For managed care decision-makers, the elimination of the prognostic stratification step carries practical significance: It removes one algorithmic reason to keep people with RA on additional rounds of csDMARDs after methotrexate failure, potentially accelerating the transition to bDMARDs or JAKi. The task force pointed to the declining costs of biosimilar bDMARDs and the availability of generic tofacitinib as factors that weighed in favor of this change, reducing the cost differential that had previously supported delaying biologic initiation.
The recommendations are intended to apply broadly to adults who have received a clinical diagnosis of RA, with particular emphasis on initiating therapy as early as possible. The task force noted that these recommendations do not address people in a "pre-RA" state who have not yet developed clinical joint swelling, as trials of DMARDs in that population have demonstrated only a delay in RA classification rather than disease prevention. The guidelines also acknowledge that biosimilar and generic JAKi availability varies across countries, and that economic considerations remain relevant in less affluent health care settings.

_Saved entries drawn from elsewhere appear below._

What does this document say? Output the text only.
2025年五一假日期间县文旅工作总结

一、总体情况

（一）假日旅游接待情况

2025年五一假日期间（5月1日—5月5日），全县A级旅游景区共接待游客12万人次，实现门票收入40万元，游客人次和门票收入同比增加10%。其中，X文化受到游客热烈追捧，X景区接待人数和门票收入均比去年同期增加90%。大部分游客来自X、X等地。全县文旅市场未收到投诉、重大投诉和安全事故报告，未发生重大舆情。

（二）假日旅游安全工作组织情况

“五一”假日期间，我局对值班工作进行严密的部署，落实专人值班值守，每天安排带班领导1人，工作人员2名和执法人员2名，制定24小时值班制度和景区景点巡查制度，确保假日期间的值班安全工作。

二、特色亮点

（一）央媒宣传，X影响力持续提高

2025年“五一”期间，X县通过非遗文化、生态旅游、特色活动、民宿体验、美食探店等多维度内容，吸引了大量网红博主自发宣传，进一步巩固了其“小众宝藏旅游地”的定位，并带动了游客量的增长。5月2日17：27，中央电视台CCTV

The task force acknowledged that no new randomized controlled trial data on JAKi cardiovascular or malignancy risk were available for this update, meaning safety caveats continue to rest largely on ORAL Surveillance data and observational studies that have not consistently replicated those findings.4 The SLRs were also limited to literature published through January 2025.1
Additionally, the recommendations do not provide individualized guidance on sequencing within the bDMARD class, as head-to-head comparative efficacy data remain limited and all licensed targeted DMARDs appear broadly similar in efficacy at the group level. Predictors of individual treatment response remain an unmet need, with no validated biomarkers yet available to guide drug selection.